I edged along until I could see through the iron gates again. No lights had come on in the house. Its windows were murkily reflective, and then deepened until they were rectangles of black. But that proved nothing. She could be around at the back of the place, where there was no risk of being overlooked. The weather vane up on the roof made another grating sound.

Lights were coming on in other houses around me. The nearest was about eighty yards away. Coach lamps gleamed in a couple of porches. And I could make out the edges of a chandelier through the window of a stone-built place on Privet Close.

I glanced to my left again. Another shape was coming up the hill. The wind was blowing in the wrong direction, so I couldn’t hear what was approaching. But I assumed it was another car. Then I saw it had no headlamps. It was hard to tell in the gathering dimness, but the shape seemed to be wrong as well.

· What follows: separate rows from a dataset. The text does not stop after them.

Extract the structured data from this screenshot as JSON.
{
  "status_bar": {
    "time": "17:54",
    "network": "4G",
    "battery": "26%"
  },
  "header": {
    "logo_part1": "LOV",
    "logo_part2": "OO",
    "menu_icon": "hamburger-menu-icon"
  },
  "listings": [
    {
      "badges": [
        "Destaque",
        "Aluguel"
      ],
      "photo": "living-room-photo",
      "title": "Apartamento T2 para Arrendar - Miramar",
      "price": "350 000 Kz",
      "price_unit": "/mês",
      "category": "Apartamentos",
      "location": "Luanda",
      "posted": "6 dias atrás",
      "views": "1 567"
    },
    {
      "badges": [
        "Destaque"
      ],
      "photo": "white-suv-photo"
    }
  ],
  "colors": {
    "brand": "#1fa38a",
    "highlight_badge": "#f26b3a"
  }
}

As it drew closer, I took in the fact it had no proper outline. It was shifting constantly, amorphous. And it looked like a heavy pall of smoke, although the breeze was not affecting it. The thing was actually heading against the wind. I sank back a little further back into the trees. This was what Cornelius Hanlon had become. And if he noticed me?—I had no particular desire to wind up like Karl.

The vapor continued on a dead-straight course. It moved up to the front gate, slipped in through the twisted metalwork, then headed for the front door. I already had an idea what had brought it here.

It reached a keyhole, funneled in, and disappeared through that.

I waited until it was completely gone before making my move. Hurried across to the big iron gates and shoved at them. They did not budge, despite the fact there was no padlock, nor a bolt. I could only imagine they were being held in place by sorcery.

Climbing them wasn’t any kind of prospect. The ironwork was too tortuously woven. Which left the wall.

I peered at the spikes on top. They were closely grouped in sets of three, and looked genuinely sharp at their tips. Not simply there for ornament, in other words. Like everything else about this place, they were designed to keep humanity out.

I speed-dialed Cass as I jogged back to my Caddy.

“Where are you?” I asked, as soon as she picked up.

“Turling Street.”

Which was in Clayton, a short way southwest of here.

“Hanlon’s shown up. I need you here.”

Which got an approving “On my way.” She sounded relieved to have something to do.

I knew how fast she was on her Harley. She’d be here in a bare couple of minutes. I went around to the trunk and got two objects out. One was the old thick blanket that I always keep back there. The other was a sturdy six-foot towrope.

I was recrossing the asphalt when a solitary headlamp appeared on the gradient below, then came hurtling toward me with breathtaking speed. Cass drew to a halt and killed the engine. And she did look energized, eager to get moving. Her dark eyes were gleaming, and the muscles of her bare arms bunched.

The truth is, she is pretty damned attractive. A whole string of men had fallen for her hard-nosed charms. I’d had moments of temptation myself, the last couple of years. But there was still the matter of my missing wife. My conscience wouldn’t let me.

As usual, she was in tune with me from the very outset. Seemed to understand what I was thinking. She looked at the objects I was carrying, then glanced at the wall and nodded.

“I’m going first,” she said, keeping pace with me as we hurried over.

“Like hell you are.”

“You haven’t been up against this thing yet. But I have.”

“And you’ve got the lumps to prove it,” I pointed out.

But this wasn’t the time to stand around arguing. So we ended up doing as she’d asked.

The rope went up ahead of her. She got a loop of it around a set of spikes. Then dragged herself halfway up on one arm and, with the other, pushed the blanket over her until it rested at the very top. It wouldn’t protect us completely, but reduced the risk of getting stuck.

Cass hauled herself the rest of the way up. She spent only a second finding her balance before jumping down the other side.

And I didn’t like watching her disappear from sight like that. Not under these circumstances. So I followed her over, as quickly as I could.